Despite Western sanctions there has been an increase of approximately 70,000 barrels per day (bpd) of Iranian oil exports.
The October insurance news out of Iran has shown that even though the American and European Union sanctions are still in place against covering oil exports from Iran, their exports still increased by about 70,000 barrels per day, reaching 2.7 million bpd that month.
This shows that the Western bans are not having the intended impact on the country.
Over the two previous months, the Iranian crude exports spiked to 1.3 million bpd from having been resting at 1 million bpd before that. This illustrated the difference it made when South Korea and China increased their purchases from that country. The monthly energy report from the International Energy Agency (IEA) stated that “China and South Korea appear to account for the lion’s share of the increase in Iranian imports.”
It means that Iran likely brought in about $900 million more in October.
That calculation is based on an oil price of $100 per barrel. Last month was the first time that South Korean oil companies restarted their imports of Iranian oil after having held back due to the European insurance companies that stopped coverage on the tankers carrying the crude. The very first cargo of this nature in two months arrived in South Korea in October.
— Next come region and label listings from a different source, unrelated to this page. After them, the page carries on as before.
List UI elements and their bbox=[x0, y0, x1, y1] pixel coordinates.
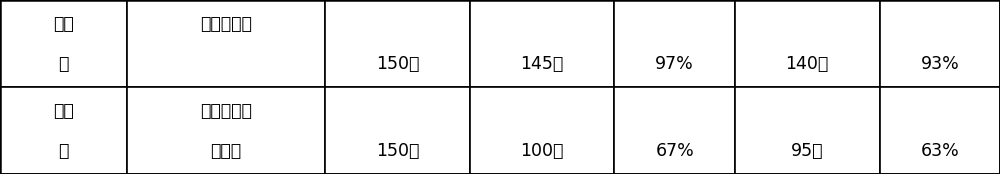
Bar bbox=[0, 87, 127, 174]
Bar bbox=[0, 0, 127, 87]
Text: 造影剂: 造影剂 bbox=[210, 142, 241, 160]
Text: 给药: 给药 bbox=[53, 102, 74, 120]
Text: 63%: 63% bbox=[920, 142, 959, 160]
Text: 组: 组 bbox=[58, 142, 68, 160]
Bar bbox=[325, 0, 470, 87]
Bar bbox=[880, 0, 1000, 87]
Bar bbox=[614, 87, 735, 174]
Text: 组: 组 bbox=[58, 55, 68, 73]
Bar bbox=[470, 0, 614, 87]
Text: 对照: 对照 bbox=[53, 15, 74, 33]
Text: 97%: 97% bbox=[655, 55, 694, 73]
Text: 93%: 93% bbox=[920, 55, 959, 73]
Text: 67%: 67% bbox=[655, 142, 694, 160]
Text: 其他造影剂: 其他造影剂 bbox=[200, 15, 252, 33]
Bar bbox=[880, 87, 1000, 174]
Bar bbox=[127, 87, 325, 174]
Text: 服用本发明: 服用本发明 bbox=[200, 102, 252, 120]
Text: 145人: 145人 bbox=[521, 55, 564, 73]
Text: 100人: 100人 bbox=[520, 142, 564, 160]
Text: 95人: 95人 bbox=[791, 142, 823, 160]
Bar bbox=[614, 0, 735, 87]
Bar bbox=[127, 0, 325, 87]
Bar bbox=[470, 87, 614, 174]
Text: 150人: 150人 bbox=[376, 55, 419, 73]
Text: 140人: 140人 bbox=[786, 55, 829, 73]
Bar bbox=[735, 87, 880, 174]
Bar bbox=[325, 87, 470, 174]
Bar bbox=[735, 0, 880, 87]
Text: 150人: 150人 bbox=[376, 142, 419, 160]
South Korea chose to resume its oil imports from Iran following Tehran’s plan that included an offer of up to $1 billion in coverage for its tankers of crude. This decision was made by Iranian insurers when the European Union banned all of its own insurers – such as Lloyds – from being able to provide that coverage. As approximately 90 percent of Iranian tankers were covered by companies in the E.U., this effectively cut off its protection until it was able to offer it on its own.
This action from Seoul has arrived despite urges from the United States not to resume the purchase of oil from that Middle Eastern nation. The impact only grew when Iran’s largest crude buyer, China, arranged to boost its imports.